Retired Massachusetts Episopalian Bishop Dies
BROOKLINE, Mass. (AP) _ Anson Phelps Stokes Jr., retired Episcopalian bishop of Massachusetts and 1960s civil rights activist, died after a long illness. He was 81.
Stokes, who stepped down in 1970 after 14 years as head of the diocese, died at his home Friday.
He was an ardent foe of racial discrimination and a leader in the civil rights struggle and ecumenical movement in Massachusetts.
Born in New Haven, Conn., he graduated from Yale University in 1927, attended Episcopal Theological School and was ordained a priest in 1933.
He served as chairman of the Massachusetts Council of Churches’ Commission on Church and Race, which was formed in 1960. He was one of 28 white and black Episcopal priests from across the nation who embarked in 1961 on a ″prayer pilgrimage″ across the country to protest segregation in the church.

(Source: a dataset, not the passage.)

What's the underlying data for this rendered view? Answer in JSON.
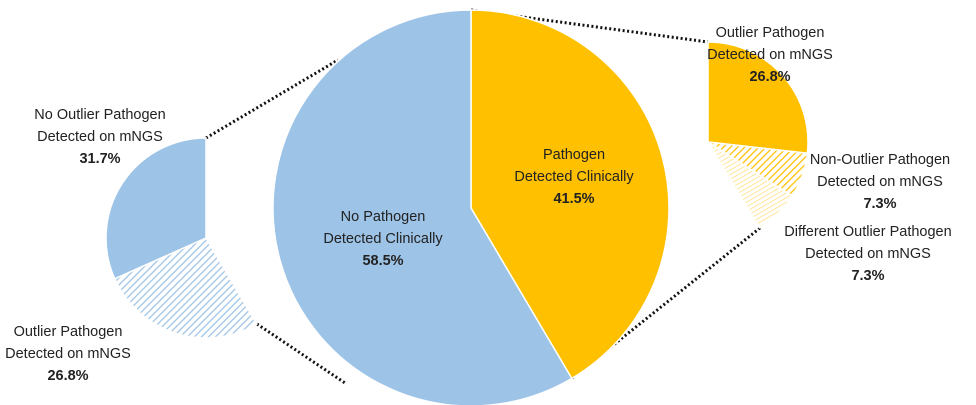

After serving in parishes in Shreveport, La., Columbus, Ohio, Honolulu and New York City, became bishop coadjunctor of the Massachusetts diocese in 1954 and was installed as bishop two years later.
He is survived by his wife, Hope Procter, two daughters, a brother and two grandchildren.
Funeral services are scheduled for Monday at St. Paul’s Episcopal Cathedral.